The mosque is a quaint wooden structure built on a rectangular plane that measures 10 by 13 meters. The current structure was completed between the 18th and 19th century, but a Kruszyniany Mosque was first mentioned in a document dated in 1717. The mosque was renovated in 1846 and provided with a safety system in 2008.
It remains active to this day. Despite the relatively small Polish Islamic population, anti-Muslim sentiment and verbal and physical displays of hate are high. Unfortunately, the crimes also go largely unpunished.
Many cases of vandalism on mosques or violent attacks on Muslims are unreported, and women who opt to convert to Islam and dress more conservatively are seen by some as “traitors.”
In 2014, the Kruszyniany Mosque was badly vandalized the day after Ramadan began. The culprit spray-painted a pig on the side of the historical mosque and painted a Nazi symbol known as kotwica (“anchor”) both onto the mosque and on some of its tombstones.
The kotwica is made up of a p and a w which stand for Polska Walczaca (Fighting Poland).

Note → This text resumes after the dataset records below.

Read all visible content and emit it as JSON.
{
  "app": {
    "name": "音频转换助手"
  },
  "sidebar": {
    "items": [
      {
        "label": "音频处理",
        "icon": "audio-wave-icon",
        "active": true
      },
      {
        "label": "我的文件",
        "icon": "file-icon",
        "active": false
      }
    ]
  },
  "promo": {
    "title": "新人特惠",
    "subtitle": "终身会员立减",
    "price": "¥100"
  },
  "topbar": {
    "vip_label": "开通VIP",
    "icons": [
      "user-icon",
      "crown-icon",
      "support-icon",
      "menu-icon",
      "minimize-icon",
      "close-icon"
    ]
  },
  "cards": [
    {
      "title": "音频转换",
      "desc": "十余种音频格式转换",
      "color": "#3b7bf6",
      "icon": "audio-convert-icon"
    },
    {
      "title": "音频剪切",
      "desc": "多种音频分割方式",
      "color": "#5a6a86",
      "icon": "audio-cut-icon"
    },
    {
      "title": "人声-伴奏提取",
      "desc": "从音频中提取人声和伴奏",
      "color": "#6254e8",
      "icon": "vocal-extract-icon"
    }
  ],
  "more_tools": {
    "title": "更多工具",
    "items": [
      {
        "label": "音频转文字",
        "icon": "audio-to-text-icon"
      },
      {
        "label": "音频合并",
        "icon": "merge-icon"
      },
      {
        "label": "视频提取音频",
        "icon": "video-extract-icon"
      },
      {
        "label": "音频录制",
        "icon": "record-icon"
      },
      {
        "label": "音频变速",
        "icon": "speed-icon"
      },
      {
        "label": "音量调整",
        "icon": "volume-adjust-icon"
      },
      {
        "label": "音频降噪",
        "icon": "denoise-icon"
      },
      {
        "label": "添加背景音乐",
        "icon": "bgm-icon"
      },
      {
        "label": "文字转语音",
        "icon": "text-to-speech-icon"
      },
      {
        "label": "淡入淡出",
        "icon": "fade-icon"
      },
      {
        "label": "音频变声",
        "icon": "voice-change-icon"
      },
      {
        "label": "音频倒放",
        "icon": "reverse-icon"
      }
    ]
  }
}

Kruszyniany Muslim community leader Bronislaw Talkowski commented on the incident, noting that it was “a very regrettable thing—incomprehensible.”
He emphasized that Tatars have always been peaceful neighbors and that the act of vandalism on the Kruszyniany Mosque was unprecedented. Czachorowski criticized the incident but emphasized a belief contrary to reports—that Polish society is largely free of hate toward Muslims.
Czachorowski referenced scores of emails and letters of solidary sent to the Kruszyniany Tatar community after the vandalization. Commenting on the support his community received, Czachorowski said, “We take notice of it and appreciate it.”
According to Amnesty International, “Widespread hate crimes in Poland are part of the disturbing rise of racist … violence against migrants, Muslims … across Europe over the past few years—a trend that sets the backdrop for xenophobic responses.”